El partido arrancó con un ritmo intenso propio de las grandes citas europeas. Tras una primera chance para el Liverpool causada por una pérdida de Koke que Alexander Isak no aprovechó, el equipo español tomó el control del balón y aplicó su estrategia sobre el césped. Este dominio culminó en el primer tanto a los 17 minutos: una combinación en tres cuartos de campo permitió a Julián Álvarez enviar un pase al espacio para que Marcos Llorente se incorporara y definiera con calma frente al portero Alisson Becker, poniendo el 0-1 parcial en un estadio donde había dejado gratos recuerdos europeos.

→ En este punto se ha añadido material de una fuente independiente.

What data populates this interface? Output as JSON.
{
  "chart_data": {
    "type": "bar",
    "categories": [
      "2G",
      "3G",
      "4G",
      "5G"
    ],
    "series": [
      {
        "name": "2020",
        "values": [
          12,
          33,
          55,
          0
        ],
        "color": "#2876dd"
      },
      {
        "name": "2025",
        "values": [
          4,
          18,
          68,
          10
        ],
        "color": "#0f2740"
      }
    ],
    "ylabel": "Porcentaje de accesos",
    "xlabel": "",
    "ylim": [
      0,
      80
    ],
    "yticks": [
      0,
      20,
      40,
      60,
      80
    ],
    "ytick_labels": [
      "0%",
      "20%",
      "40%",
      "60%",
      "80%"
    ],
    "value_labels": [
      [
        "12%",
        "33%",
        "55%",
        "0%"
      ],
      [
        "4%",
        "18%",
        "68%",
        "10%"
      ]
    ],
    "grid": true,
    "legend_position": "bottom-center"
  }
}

A pesar de contar con la ventaja y presentar opciones de ampliar la distancia con disparos desde fuera del área por parte de la atacante argentina, el Liverpool elevó su presión al final de la primera mitad. Un fallo en la circulación defensiva del Atlético cerca del descanso fue aprovechado por Dominik Szoboszlai en el minuto 40, quien disparó con precisión para batir a Jan Oblak y equilibrar el marcador antes del descanso. La dinámica favorable para los locales se ratificó poco después de reanudarse el juego cuando Alexis Mac Allister lanzó un potente disparo desde fuera del área que supuso el 2-1 definitivo.
Durante los últimos treinta minutos, el cuerpo técnico rojiblanco buscó revitalizar al equipo con la entrada de futbolistas como Lookman, Grimaldo, Le Normand, Hjulmand y Jonathan David para aportar frescura táctica, pero el Atlético no logró la profundidad ni claridad necesarias para amenazar la portería rival. Tras el partido, Marcos Llorente valoró positivamente el desempeño en la primera parte, aunque reconoció la falta de energía para mantener la ventaja y responder a la exigencia física impuesta por el Liverpool en su estadio.